THE BLOG

The Silence Surrounding Domestic Violence is Deafening

11/07/2013 04:39 pm ET | Updated Nov 08, 2013
  • Tanya Young Williams Journalist, TV Personality, Legal Analyst, Host, Mother, Domestic Violence Advocate, Wine Enthusiast

As a very vocal advocate for the eradication of domestic violence, I am greatly frustrated by the apparent indifference our culture has towards domestic violence and the cancerous destruction it has on our families. A greater discussion was warranted, especially in October, Domestic Violence Awareness Month, to inform those in abusive relationships of resources available to victims and abusers in hopes of bringing an end to the violence. A candid conversation was needed to educate the masses as to what domestic violence is, who is being affected and how domestic violence can kill the victim's body, mind and spirit.

2013-11-05-dvkshirts5.pngDespite aggressively pitching dozens of television programs and attempting to leverage my television relationships, no one was willing to talk about domestic violence - even in October - Domestic Violence Awareness Month. Nearly three out of four
(74%) Americans personally know someone who is or has been a victim of domestic violence. Therefore, this topic would have been of great relevance to the vast majority of viewers. Still, producers and hosts choose not to discuss domestic violence despite their abilities to produce segments that would have been informative, moving and possibly, life saving.

So why the Industry-wide "NO"? One producer candidly stated that the topic is 'heavy" and a "downer" to an audience of people who have traveled to the studio or watch on the television, to escape the misery in their own lives. Then, my common sense kicked in and I came to grips with the reality that domestic violence is so prevalent and epidemic in nature, that there exist a very strong possibility that someone calling the shots is an abuser. There is a great likelihood that someone on the decision making board is embarrassed by her victimization. Domestic violence happens behind closed doors and for many, that's where they want the conversation to stay also.

The grim truth is that the producers are correct in there assessment as to what people WANT to hear, but that does not give them an out for not providing what people NEED to hear. The sad reality is that most people don't passionately care about domestic violence. The clandestine excuses are: it's a private family matter; people should not air family dirty laundry to the public (no matter how bloody it is); there are two sides to every story so we don't get involved and pick sides (even though only person is being battered); it happens all of the time - people work it out themselves.

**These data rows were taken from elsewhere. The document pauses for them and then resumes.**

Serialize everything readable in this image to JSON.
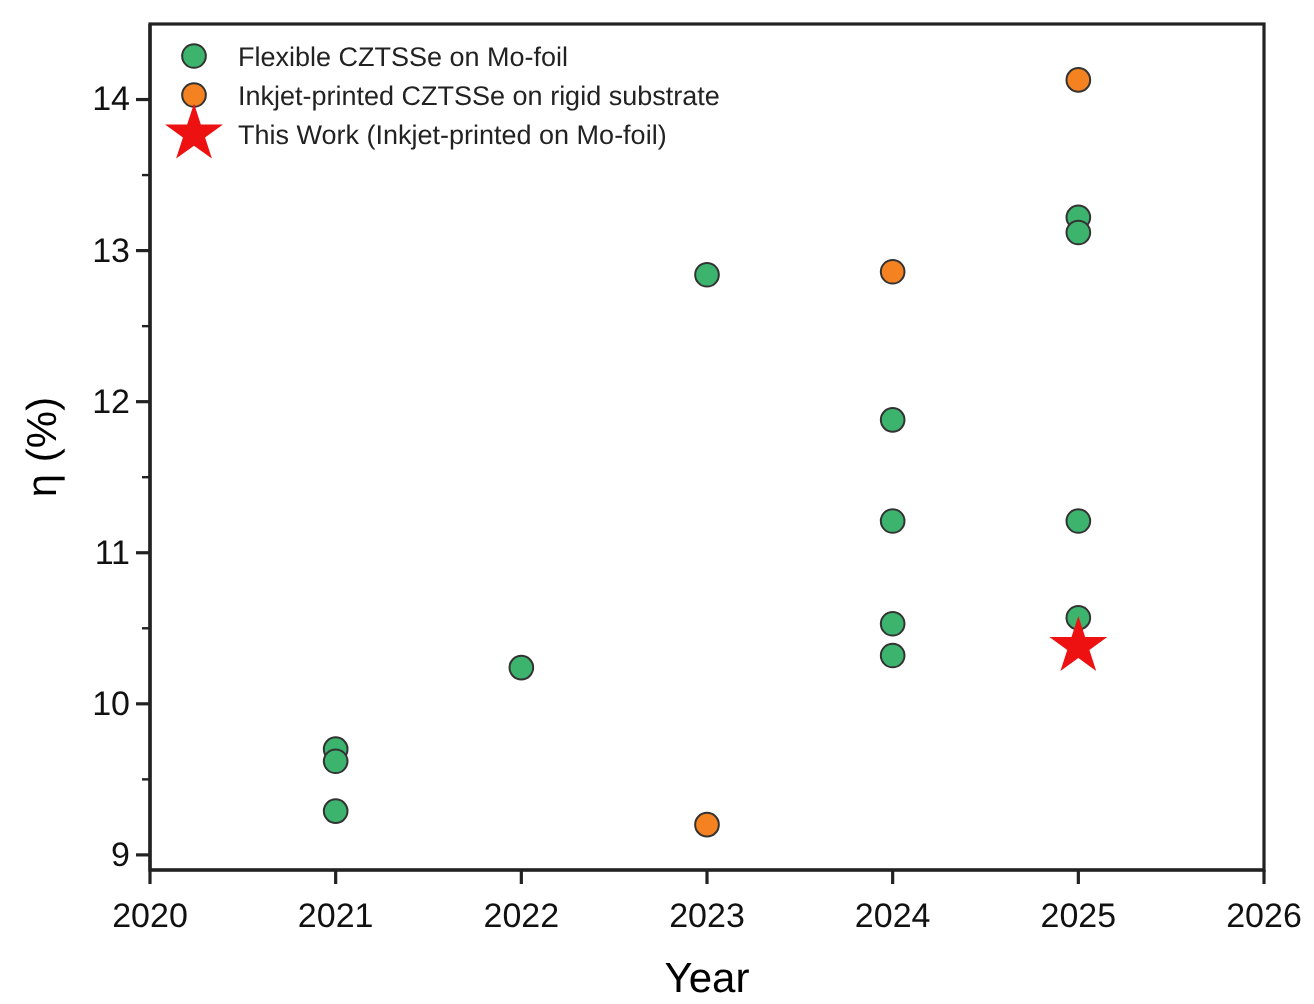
{
  "chart_data": {
    "type": "scatter",
    "xlabel": "Year",
    "ylabel": "η (%)",
    "xlim": [
      2020,
      2026
    ],
    "xticks": [
      2020,
      2021,
      2022,
      2023,
      2024,
      2025,
      2026
    ],
    "ylim": [
      8.9,
      14.5
    ],
    "yticks": [
      9,
      10,
      11,
      12,
      13,
      14
    ],
    "legend": "top left",
    "grid": false,
    "series": [
      {
        "name": "Flexible CZTSSe on Mo-foil",
        "color": "#3cb46e",
        "marker": "circle",
        "x": [
          2021,
          2021,
          2021,
          2022,
          2023,
          2024,
          2024,
          2024,
          2024,
          2025,
          2025,
          2025,
          2025
        ],
        "values": [
          9.7,
          9.62,
          9.29,
          10.24,
          12.84,
          11.88,
          11.21,
          10.53,
          10.32,
          13.22,
          13.12,
          11.21,
          10.57
        ]
      },
      {
        "name": "Inkjet-printed CZTSSe on rigid substrate",
        "color": "#f58220",
        "marker": "circle",
        "x": [
          2023,
          2024,
          2025
        ],
        "values": [
          9.2,
          12.86,
          14.13
        ]
      },
      {
        "name": "This Work (Inkjet-printed on Mo-foil)",
        "color": "#ee1111",
        "marker": "star",
        "x": [
          2025
        ],
        "values": [
          10.38
        ]
      }
    ]
  }
}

The bottom line is that many people will not appreciate this atrocity, that is - domestic violence - until it impacts their lives in personal ways. Yet, I challenge my fellow compassionate beings to understand that domestic violence has a rippling effect that can greatly traumatize our lives as innocent bystanders.

Consider how these real-life scenarios of domestic violence could have affected you.

  • Someone in your circle of friends is smiling on the outside but is being abused at home. In fact, every 9 seconds in the US a woman is assaulted or beaten and everyday in the US, more than three women are murdered by their husbands or boyfriends.

  • Some man you hold in high-esteem for being a good friend, boss, employee, leader or colleague is actually a pathetic asshole, bullying and abusing his partner and children. In 98% of domestic violence cases, the perpetrator is the man. 

  • Some child on the playground is bullying your child because she is mimicking the abusive behavior she experiences at home.

  • Your adult child doesn't call much anymore and seldom comes around because she is being abused at home and is too embarrassed to ask for help. Domestic violence includes isolation from family and social contacts, physical and sexual assault, harassment, threats, blaming, name-calling, withholding money, controlling behavior, stalking, verbal abuse, etc.

  • The teenager, from your neighborhood, feels like his life isn't worth living because that's what he's been told at home. Subsequently, he decides to shoot up a school and also end his life.

  • 2013-11-06-adrianepeterson.jpgA child dies, while being "watched" by Momma's boyfriend, because the permitted form of discipline is beating/abuse which eventually goes to far. The national news story becomes of interest to you because the father, whom the victim never met or knew, is an all-star professional football player.

  • The "perfect" mom, with whom your children had play dates finally cracks from the hidden abuse and shoots her children, abuser and self.

  • The house on fire, wherein a mother and her 12 year old daughter hell-bent on committing suicide due to the continual domestic violence are entrapped, catches fire to your house and burns your memories down.

  • Your child needs counseling because he learns that his best friend was killed by his mother in a murder/suicide because she could no longer take the daily domestic abuse.

  • Your co-worker comes into work hungover quite often and it has affected your team performance and thus your annual review. You are unaware that many victims of domestic violence use and abuse alcohol as a coping mechanism

Domestic violence occurs everyday, all over the world, in every neighborhood and to every demographic of victims. Please talk about it. Lend your non-judgmental support to someone you think needs help and give financial assistance to organizations that are passionate about ending domestic violence. The Domestic Violence Kills Helpline is a 501(c)(3) nonprofit organization. The proceeds from the above pictured t-shirt go directly to programs that help victims of domestic violence.